In formula, ▽ f (X) are the gradient of object function f (X)；▽²F (X) is the Hesse matrixes of object function f (X)；K is iteration time Number, value 0,1,2 ... ..., step-length when α k are kth time iteration, X (k) approach value for what kth time iteration obtained；Work as k=0 When, B_kInitial value is taken as unit matrix, and the initial value X (0) of X (k) can arbitrarily choose；σ_γ(·):R → R is Powerball functions σ_γIt is right The nonlinear transformation of target function gradient, that is, Powerball transformation, to arbitrary vector X=(x₁,...,x_n)^T, warp Powerball functions σ_γNonlinear transformation, become σ_γ(X)=(σ_γ(x1),...,σ_γ(x_n))^T；

When object function is strong convex function, and its gradient meets L-Lipschitz conditions, that is, meets Lipschitz condition, and its When Lipchitz coefficient is L, then differentiate whether iterations are more than N；It is that iteration terminates, output optimal value X (k+1)；Otherwise Continue iteration；

When object function is not strong convex function or its gradient is unsatisfactory for L-Lipschitz conditions, then judge | | X (k+1)-X (k) | | whether ＜ ε are true, are, iteration terminates, output optimal value X (k+1)；Otherwise continue iteration；ε is error precision, according to Required precision and calculation amount tradeoff；

Wherein, N is the preset iterations upper limit.

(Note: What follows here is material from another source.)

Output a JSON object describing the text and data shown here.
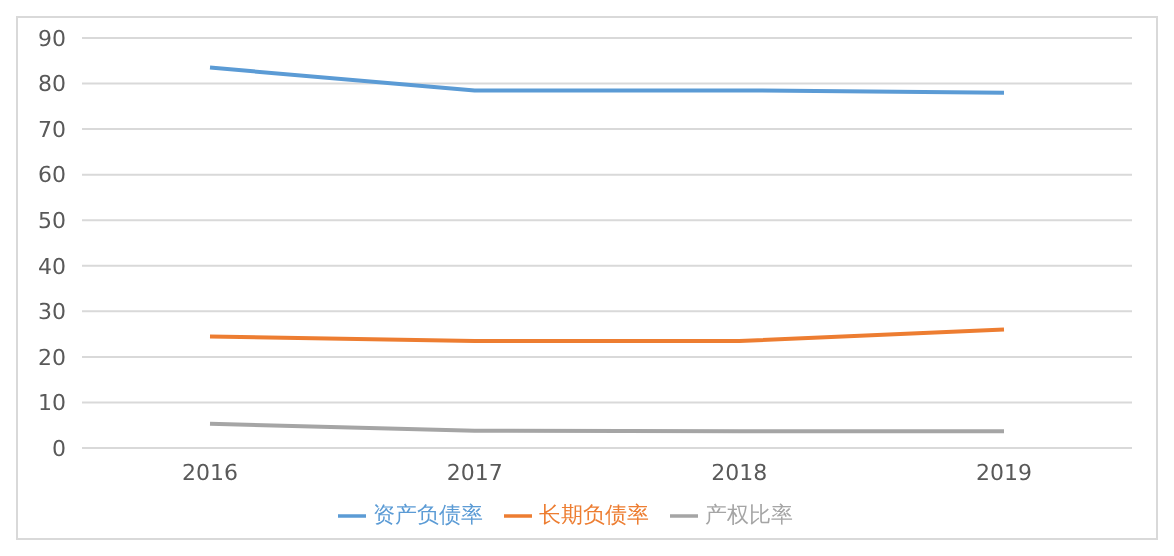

5. the building heating energy forecast analysis terminal based on Internet of Things as claimed in claim 3, which is characterized in that the instruction Information includes the information of at least one of：

The result of calculation is specified type, the information calculated within a predetermined period of time to the data, to the big number Information that specified data in are calculated, pre-set data screening condition.

6. the building heating energy forecast analysis terminal based on Internet of Things as claimed in claim 3, which is characterized in that the instruction Information calculates the partial data in the big data, and output result of calculation includes：

In the case where the result of calculation is specified type, termination calculates the big data；

When current time is beyond time after a predetermined period of time, termination calculates the big data；

The specified data are calculated after completing, termination calculates the big data.